# On a horizontal plane there is a vertical tower with a flagpole on the top of the tower.

Question:

On a horizontal plane there is a vertical tower with a flagpole on the top of the tower. At a point, 9 metres away from the foot of the tower, the angle of elevation of the top of bottom of the flagpole are 60° and 30° respectively.
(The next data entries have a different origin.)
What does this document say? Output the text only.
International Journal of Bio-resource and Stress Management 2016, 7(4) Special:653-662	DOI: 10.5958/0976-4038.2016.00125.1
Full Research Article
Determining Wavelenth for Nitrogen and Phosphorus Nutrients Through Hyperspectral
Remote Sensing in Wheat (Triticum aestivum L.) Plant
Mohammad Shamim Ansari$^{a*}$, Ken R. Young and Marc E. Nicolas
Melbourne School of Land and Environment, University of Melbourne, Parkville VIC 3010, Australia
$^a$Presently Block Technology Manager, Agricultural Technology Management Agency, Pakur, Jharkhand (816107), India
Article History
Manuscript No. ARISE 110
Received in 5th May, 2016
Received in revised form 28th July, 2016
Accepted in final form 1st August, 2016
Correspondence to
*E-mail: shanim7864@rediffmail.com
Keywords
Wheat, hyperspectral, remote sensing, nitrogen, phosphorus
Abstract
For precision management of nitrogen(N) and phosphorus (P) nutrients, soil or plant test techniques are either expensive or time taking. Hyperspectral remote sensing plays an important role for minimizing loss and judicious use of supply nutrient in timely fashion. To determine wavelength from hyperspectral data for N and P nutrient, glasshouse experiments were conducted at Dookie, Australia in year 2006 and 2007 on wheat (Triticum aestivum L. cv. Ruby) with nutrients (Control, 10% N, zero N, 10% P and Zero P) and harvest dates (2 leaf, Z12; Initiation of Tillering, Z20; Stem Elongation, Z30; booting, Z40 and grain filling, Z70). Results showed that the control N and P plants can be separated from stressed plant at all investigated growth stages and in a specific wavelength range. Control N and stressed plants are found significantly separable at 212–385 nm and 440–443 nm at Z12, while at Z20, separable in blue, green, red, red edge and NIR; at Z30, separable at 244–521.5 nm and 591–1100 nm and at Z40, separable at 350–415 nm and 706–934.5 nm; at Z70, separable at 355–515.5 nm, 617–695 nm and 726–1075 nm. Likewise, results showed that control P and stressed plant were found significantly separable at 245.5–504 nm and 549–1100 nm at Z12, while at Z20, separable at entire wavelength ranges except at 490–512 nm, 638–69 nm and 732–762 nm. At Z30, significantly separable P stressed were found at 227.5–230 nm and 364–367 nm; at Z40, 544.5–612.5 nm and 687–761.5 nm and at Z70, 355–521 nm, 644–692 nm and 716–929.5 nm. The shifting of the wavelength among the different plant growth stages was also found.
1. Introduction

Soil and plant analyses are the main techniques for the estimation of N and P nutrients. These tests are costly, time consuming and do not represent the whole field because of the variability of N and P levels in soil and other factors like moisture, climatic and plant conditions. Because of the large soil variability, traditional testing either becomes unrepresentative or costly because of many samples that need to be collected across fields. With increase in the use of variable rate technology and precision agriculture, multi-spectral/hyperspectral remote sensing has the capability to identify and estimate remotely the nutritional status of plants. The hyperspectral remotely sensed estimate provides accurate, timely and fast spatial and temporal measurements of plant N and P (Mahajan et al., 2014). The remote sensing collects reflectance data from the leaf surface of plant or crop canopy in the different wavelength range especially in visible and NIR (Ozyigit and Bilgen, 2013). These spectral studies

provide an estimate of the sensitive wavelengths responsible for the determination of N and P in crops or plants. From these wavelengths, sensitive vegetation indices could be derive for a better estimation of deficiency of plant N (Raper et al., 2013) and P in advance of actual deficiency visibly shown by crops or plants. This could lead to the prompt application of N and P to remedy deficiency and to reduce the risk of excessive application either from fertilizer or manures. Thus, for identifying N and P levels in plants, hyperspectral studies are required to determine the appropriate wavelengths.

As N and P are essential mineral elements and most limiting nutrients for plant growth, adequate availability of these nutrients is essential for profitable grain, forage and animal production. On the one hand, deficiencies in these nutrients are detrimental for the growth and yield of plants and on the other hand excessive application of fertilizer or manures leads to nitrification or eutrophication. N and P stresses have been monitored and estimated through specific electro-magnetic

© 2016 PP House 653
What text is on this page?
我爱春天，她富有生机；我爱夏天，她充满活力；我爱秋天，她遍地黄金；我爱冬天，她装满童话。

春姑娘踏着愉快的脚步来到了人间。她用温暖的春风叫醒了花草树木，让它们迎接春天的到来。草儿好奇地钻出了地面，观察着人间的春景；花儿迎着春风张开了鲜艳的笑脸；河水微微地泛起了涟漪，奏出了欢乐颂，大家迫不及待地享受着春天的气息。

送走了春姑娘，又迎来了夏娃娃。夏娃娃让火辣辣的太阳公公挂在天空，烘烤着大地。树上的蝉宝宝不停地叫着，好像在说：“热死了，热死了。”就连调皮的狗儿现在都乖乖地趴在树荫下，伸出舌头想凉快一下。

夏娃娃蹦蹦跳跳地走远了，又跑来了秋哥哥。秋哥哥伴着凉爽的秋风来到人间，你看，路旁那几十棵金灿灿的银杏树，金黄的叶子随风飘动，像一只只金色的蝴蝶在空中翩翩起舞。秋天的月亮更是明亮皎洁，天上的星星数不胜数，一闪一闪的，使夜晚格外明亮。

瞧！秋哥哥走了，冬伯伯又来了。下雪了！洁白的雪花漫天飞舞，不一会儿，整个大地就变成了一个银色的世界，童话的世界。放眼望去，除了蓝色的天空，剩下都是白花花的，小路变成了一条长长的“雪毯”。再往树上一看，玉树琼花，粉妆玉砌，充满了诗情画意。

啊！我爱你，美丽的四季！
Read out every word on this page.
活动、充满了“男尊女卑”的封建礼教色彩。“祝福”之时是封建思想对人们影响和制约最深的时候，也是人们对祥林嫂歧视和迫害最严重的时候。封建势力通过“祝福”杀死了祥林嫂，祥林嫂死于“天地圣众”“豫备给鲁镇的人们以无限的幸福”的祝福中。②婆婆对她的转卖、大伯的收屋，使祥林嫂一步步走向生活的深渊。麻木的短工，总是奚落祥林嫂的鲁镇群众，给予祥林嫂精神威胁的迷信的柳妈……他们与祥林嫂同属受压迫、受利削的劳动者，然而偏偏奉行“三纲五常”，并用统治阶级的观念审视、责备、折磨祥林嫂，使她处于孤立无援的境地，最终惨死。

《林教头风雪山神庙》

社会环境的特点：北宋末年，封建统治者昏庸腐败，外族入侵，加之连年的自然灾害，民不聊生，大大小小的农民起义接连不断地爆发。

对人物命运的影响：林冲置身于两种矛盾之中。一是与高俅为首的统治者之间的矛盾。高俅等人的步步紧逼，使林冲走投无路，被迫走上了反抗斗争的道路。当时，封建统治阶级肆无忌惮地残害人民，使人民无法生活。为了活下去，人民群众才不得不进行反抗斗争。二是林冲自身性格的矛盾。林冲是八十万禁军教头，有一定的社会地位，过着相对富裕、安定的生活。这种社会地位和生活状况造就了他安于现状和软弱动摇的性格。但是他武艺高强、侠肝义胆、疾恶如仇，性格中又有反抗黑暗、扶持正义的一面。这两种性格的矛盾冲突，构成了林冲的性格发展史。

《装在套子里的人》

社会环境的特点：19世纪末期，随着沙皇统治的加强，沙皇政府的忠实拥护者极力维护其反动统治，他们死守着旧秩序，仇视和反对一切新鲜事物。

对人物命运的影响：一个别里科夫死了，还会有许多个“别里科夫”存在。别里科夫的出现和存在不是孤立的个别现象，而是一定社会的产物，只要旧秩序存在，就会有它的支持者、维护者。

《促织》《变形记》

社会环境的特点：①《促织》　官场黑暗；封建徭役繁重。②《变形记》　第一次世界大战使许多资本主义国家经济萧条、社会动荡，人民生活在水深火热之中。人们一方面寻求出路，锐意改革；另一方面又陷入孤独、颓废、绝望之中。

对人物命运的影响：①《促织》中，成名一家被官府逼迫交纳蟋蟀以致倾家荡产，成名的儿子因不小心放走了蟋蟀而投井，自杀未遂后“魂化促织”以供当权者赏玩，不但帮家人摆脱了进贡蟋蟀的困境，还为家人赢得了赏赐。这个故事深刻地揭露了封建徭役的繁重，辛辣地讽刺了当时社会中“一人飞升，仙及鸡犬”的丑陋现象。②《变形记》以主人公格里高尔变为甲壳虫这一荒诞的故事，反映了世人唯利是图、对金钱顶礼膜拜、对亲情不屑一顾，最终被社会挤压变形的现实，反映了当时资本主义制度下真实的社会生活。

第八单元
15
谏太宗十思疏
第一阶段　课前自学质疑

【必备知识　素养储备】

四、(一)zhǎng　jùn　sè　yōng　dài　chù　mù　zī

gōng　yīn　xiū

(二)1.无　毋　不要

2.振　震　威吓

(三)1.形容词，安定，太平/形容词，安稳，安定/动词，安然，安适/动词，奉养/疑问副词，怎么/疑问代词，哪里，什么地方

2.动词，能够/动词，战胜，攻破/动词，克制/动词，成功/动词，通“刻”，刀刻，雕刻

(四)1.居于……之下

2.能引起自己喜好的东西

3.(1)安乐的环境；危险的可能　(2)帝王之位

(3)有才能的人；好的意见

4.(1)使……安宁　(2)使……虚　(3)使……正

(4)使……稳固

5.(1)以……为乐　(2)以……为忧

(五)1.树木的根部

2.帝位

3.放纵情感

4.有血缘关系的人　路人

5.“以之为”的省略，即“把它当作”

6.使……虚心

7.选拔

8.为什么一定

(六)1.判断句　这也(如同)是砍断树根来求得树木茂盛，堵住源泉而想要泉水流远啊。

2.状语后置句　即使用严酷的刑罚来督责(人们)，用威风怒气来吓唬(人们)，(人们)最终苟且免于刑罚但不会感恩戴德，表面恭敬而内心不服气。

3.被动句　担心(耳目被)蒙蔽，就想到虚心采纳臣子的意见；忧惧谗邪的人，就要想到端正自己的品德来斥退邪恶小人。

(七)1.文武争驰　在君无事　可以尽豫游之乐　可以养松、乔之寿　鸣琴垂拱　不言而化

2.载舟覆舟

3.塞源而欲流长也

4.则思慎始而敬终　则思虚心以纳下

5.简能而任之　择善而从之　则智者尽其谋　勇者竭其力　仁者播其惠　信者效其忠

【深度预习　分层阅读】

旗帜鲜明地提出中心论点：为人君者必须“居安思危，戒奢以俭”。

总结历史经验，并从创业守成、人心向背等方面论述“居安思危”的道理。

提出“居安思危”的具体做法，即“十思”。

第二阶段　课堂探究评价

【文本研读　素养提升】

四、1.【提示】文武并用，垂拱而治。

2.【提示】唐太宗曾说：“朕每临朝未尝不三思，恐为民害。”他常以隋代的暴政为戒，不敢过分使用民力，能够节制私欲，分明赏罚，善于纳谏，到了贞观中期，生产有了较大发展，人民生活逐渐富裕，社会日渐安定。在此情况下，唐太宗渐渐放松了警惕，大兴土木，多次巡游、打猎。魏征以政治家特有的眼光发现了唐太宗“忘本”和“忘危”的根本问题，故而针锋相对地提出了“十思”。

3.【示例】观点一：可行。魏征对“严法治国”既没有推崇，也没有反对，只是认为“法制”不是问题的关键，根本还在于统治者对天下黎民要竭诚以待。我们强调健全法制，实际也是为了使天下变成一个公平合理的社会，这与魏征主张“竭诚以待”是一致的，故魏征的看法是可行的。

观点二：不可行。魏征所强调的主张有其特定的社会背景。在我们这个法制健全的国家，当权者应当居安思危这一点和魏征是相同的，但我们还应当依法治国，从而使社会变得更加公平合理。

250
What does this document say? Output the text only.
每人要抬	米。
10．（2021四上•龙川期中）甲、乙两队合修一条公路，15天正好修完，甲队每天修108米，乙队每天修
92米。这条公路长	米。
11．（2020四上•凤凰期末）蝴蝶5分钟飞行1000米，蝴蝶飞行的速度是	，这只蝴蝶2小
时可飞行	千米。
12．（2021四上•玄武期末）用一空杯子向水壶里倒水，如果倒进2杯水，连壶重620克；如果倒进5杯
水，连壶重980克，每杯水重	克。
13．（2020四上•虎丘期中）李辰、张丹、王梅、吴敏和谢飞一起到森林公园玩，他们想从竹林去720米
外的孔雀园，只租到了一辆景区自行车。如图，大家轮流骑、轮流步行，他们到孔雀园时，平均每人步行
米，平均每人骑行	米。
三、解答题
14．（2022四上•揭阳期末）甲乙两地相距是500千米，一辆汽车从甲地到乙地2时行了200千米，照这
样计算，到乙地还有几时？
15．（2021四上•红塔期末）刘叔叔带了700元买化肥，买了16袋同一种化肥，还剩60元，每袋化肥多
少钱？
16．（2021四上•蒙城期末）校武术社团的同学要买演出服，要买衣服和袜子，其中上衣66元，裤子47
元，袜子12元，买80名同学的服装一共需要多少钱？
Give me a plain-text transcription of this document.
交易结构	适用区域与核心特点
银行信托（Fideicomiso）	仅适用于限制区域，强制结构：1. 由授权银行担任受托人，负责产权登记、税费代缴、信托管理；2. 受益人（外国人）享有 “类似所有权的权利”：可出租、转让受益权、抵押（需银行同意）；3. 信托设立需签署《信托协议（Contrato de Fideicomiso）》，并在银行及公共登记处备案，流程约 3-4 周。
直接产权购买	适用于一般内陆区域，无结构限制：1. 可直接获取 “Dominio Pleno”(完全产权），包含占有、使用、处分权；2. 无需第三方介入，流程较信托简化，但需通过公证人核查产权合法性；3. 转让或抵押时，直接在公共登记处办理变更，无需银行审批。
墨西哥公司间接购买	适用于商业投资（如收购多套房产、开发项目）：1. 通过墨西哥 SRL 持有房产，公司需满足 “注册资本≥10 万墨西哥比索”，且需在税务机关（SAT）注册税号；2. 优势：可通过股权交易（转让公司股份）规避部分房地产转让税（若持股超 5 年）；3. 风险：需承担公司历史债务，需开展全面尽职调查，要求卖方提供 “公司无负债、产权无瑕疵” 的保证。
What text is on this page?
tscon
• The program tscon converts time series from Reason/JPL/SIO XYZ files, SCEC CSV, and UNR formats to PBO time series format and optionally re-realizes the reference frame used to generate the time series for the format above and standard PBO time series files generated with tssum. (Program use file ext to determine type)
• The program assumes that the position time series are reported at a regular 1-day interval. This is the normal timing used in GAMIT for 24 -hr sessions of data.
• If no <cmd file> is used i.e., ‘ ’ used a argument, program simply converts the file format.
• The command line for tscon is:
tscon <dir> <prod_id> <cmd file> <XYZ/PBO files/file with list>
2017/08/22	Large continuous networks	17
Find the height of the tower and the flagpole mounted on it. $[$ Use $\sqrt{3}=1.73]$

Solution:

Let $O X$ be the horizontal plane, $A D$ be the tower and $C D$ be the vertical flagpole.

We have:

$A B=9 \mathrm{~m}, \angle D B A=30^{\circ}$ and $\angle C B A=60^{\circ}$

Let:

$A D=h \mathrm{~m}$ and $C D=x \mathrm{~m}$

In the right $\triangle A B D$, we have:

$\frac{A D}{A B}=\tan 30^{\circ}=\frac{1}{\sqrt{3}}$

$\Rightarrow \frac{h}{9}=\frac{1}{\sqrt{3}}$

$\Rightarrow h=\frac{9}{\sqrt{3}}=5.19 \mathrm{~m}$

Now, in the right $\triangle A B C$, we have:

$\frac{A C}{B A}=\tan 60^{\circ}=\sqrt{3}$

$\Rightarrow \frac{h+x}{9}=\sqrt{3}$

$\Rightarrow h+x=9 \sqrt{3}$

By putting $h=\frac{9}{\sqrt{3}}$ in the above equation, we get:

$\frac{9}{\sqrt{3}}+x=9 \sqrt{3}$

$\Rightarrow x=9 \sqrt{3}-\frac{9}{\sqrt{3}}$

$\Rightarrow x=\frac{27-9}{\sqrt{3}}=\frac{18}{\sqrt{3}}=\frac{18}{1.73}=10.4$

Thus, we have:
Height of the flagpole = 10.4 m
Height of the tower = 5.19 m